Things that were harder than expected
The login flow was two steps: email first, then a Continue button, then the password field appears. This is the kind of thing a browser agent handles inconsistently. A small block of deterministic code handles it every time.
The app uses React drag-and-drop which does not respond to standard drag commands. You have to dispatch raw mouse events with a hold delay for React to register the interaction. Scripted code handles it. An agent trying to drag things fails most of the time.
How you phrase the question to the vision model matters more than which model you use. "Is the submit button visible?" and "Is there a green button labeled Submit at the bottom of the form, below the terms and conditions checkbox?" produce very different results. Being specific is the work.
One thing that matters in practice: the apps worth testing usually sit behind SSO with 2FA. Automating that login is not realistic. So lookout has a lookout auth command that opens a headed browser, lets you log in by hand once, and saves the session. Every subsequent run reuses it. Not glamorous, but it is the difference between a demo and a tool.
What came out of it
I packaged this into a CLI tool called lookout. You write a YAML spec defining your tests, point it at your app, and run it. In headed mode you can watch it click through the browser in real time while a GPU stats panel shows your vision model working through each screenshot. When it finishes, it generates an HTML report with pass/fail results and an embedded screenshot for every test, and opens it in your browser automatically. The whole run from launch to reading the report takes a few minutes.

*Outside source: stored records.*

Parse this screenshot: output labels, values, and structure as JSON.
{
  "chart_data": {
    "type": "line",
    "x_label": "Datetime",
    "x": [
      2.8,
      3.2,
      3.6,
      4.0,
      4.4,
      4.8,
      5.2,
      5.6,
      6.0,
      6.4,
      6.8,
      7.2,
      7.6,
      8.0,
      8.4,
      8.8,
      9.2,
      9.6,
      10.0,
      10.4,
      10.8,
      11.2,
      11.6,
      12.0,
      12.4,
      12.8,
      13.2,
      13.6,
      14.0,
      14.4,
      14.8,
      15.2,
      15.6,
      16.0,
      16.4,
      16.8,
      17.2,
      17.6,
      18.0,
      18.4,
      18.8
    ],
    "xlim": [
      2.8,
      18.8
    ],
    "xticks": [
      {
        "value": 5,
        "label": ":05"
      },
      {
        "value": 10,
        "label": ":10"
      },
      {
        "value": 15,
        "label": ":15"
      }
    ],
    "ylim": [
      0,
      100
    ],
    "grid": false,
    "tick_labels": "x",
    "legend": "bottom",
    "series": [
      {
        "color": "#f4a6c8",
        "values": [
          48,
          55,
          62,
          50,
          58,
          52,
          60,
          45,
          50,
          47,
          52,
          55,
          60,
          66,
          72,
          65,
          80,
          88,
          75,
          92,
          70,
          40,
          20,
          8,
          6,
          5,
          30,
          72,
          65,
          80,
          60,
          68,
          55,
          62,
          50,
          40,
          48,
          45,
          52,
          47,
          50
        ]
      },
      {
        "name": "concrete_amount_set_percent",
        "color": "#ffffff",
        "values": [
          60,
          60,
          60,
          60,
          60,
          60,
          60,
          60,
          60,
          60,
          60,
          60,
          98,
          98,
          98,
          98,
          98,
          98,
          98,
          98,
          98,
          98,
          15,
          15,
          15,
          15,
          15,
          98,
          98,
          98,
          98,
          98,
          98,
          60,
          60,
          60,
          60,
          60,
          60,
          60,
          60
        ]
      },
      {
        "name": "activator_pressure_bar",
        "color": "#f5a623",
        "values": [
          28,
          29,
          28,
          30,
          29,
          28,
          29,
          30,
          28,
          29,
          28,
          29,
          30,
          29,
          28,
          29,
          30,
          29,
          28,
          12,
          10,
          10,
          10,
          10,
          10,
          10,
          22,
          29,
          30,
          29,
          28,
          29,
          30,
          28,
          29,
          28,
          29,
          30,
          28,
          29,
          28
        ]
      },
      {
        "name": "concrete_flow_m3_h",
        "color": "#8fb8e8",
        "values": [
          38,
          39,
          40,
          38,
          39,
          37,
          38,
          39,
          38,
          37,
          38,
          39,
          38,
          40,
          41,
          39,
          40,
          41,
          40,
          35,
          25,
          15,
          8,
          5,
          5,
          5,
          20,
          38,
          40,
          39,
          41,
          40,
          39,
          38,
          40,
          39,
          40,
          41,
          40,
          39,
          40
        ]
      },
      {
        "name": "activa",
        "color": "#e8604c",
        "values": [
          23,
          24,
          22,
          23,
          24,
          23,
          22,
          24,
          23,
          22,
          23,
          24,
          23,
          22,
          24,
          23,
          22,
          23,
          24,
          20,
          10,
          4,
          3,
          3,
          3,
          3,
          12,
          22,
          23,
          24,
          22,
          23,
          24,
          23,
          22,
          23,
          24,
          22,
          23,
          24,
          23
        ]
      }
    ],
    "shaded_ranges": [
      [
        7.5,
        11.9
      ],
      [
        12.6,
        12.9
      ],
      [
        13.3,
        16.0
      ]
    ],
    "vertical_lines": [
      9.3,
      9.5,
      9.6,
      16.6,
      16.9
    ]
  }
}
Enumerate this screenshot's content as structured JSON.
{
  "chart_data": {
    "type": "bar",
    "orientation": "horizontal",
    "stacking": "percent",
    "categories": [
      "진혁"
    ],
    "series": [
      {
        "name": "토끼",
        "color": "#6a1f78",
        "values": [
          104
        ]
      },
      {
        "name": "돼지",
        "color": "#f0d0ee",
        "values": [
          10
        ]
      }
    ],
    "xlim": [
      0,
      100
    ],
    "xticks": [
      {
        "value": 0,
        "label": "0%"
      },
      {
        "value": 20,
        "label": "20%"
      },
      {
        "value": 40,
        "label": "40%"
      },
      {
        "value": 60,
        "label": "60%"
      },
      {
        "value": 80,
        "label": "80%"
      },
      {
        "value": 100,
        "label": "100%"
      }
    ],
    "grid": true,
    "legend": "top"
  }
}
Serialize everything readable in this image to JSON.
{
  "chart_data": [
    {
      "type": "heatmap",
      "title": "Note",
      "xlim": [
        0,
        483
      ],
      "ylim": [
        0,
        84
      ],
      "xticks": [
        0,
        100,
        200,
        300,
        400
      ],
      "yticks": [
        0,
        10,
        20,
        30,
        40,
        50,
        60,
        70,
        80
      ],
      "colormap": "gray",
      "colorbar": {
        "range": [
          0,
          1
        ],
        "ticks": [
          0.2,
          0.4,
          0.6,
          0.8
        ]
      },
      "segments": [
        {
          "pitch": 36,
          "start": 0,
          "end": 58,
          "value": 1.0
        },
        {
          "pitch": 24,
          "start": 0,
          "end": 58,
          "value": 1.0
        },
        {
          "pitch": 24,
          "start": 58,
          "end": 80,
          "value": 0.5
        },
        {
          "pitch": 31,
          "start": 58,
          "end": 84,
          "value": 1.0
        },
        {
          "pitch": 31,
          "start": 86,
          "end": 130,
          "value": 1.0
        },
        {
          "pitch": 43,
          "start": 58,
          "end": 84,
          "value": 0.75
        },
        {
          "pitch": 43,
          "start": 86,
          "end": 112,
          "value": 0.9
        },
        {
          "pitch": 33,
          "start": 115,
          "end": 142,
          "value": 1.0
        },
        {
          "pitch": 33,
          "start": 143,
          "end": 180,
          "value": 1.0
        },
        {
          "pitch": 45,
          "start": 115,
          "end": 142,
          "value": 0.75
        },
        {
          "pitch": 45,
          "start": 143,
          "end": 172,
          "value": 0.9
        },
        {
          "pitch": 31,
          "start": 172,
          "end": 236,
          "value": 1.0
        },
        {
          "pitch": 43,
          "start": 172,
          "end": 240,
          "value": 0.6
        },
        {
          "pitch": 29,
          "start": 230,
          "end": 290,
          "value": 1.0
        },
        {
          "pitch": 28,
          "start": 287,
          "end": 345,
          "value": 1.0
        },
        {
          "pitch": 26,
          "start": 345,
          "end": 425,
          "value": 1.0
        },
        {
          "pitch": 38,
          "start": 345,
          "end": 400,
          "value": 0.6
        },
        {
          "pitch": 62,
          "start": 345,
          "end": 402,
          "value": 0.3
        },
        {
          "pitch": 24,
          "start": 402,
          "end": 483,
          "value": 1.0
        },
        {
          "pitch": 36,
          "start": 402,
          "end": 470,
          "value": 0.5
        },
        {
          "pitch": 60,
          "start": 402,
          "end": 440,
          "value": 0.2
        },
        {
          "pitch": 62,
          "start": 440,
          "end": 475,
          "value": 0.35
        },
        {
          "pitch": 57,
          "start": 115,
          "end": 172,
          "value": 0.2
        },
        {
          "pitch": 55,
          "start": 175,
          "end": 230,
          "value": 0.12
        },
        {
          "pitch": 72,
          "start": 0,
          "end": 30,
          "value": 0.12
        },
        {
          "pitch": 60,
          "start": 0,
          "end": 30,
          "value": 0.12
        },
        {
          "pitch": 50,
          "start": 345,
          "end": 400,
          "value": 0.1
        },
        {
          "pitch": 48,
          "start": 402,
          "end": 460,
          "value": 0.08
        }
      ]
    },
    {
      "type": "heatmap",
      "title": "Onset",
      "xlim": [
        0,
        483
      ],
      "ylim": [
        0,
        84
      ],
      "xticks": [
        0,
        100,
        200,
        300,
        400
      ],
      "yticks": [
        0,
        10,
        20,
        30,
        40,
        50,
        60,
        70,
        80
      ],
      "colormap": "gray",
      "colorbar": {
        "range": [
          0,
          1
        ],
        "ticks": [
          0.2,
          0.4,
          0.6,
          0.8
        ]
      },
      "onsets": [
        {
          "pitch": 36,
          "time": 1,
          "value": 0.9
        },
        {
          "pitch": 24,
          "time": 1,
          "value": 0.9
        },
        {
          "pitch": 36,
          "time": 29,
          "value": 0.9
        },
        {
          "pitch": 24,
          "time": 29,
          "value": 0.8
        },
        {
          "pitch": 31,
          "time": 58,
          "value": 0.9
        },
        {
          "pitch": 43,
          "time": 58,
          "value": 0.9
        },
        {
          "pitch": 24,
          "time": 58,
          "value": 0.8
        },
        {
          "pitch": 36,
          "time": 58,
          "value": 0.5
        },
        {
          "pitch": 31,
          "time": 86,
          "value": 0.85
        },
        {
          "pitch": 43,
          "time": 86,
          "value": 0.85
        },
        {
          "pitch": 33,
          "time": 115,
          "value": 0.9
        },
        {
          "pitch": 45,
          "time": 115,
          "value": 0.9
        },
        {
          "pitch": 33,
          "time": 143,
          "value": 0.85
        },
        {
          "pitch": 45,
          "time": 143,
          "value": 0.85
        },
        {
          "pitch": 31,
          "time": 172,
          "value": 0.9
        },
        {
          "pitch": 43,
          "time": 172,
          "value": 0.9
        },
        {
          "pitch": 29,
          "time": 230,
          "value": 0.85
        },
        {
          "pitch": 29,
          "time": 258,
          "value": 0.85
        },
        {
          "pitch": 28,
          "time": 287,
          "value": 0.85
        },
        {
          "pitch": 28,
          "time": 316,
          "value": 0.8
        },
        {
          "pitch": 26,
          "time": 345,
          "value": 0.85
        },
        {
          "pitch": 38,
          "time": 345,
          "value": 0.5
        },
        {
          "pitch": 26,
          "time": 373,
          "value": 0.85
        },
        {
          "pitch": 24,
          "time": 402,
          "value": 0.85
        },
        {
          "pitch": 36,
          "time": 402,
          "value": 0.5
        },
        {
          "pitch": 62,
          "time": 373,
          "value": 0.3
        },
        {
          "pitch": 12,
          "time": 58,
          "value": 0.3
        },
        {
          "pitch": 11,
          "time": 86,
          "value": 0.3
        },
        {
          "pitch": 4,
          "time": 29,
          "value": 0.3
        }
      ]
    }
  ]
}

Single Go binary, local Ollama model by default with cloud vision models as an opt-in for teams that want higher accuracy. It also ships with a prompt to convert an existing PDF test spec into YAML, useful if you inherit a document rather than write one from scratch. CI-ready exit codes and JUnit XML output so it slots into a pipeline rather than being something you run manually.
It is open source at github.com/alexmchughdev/lookout. It ships with a demo spec you can run out of the box, but getting it working reliably against your own app will take some time dialling in the selectors and question phrasing for your specific UI. That tuning is where the real work is, and it is different for every app. If you try it out or want to contribute, feel free to open an issue or a PR.
The actual takeaway
The instinct when you hear "AI QA automation" is to picture an agent that reads your test spec and handles everything. That capability is closer than it was a year ago, but for complex multi-step regression testing across a React app it still breaks down in practice.
Treating the AI as a fast and consistent observer, and using deterministic code for everything else, produces something genuinely reliable. The model does not need to be smart. It needs to be consistent. Those are different requirements.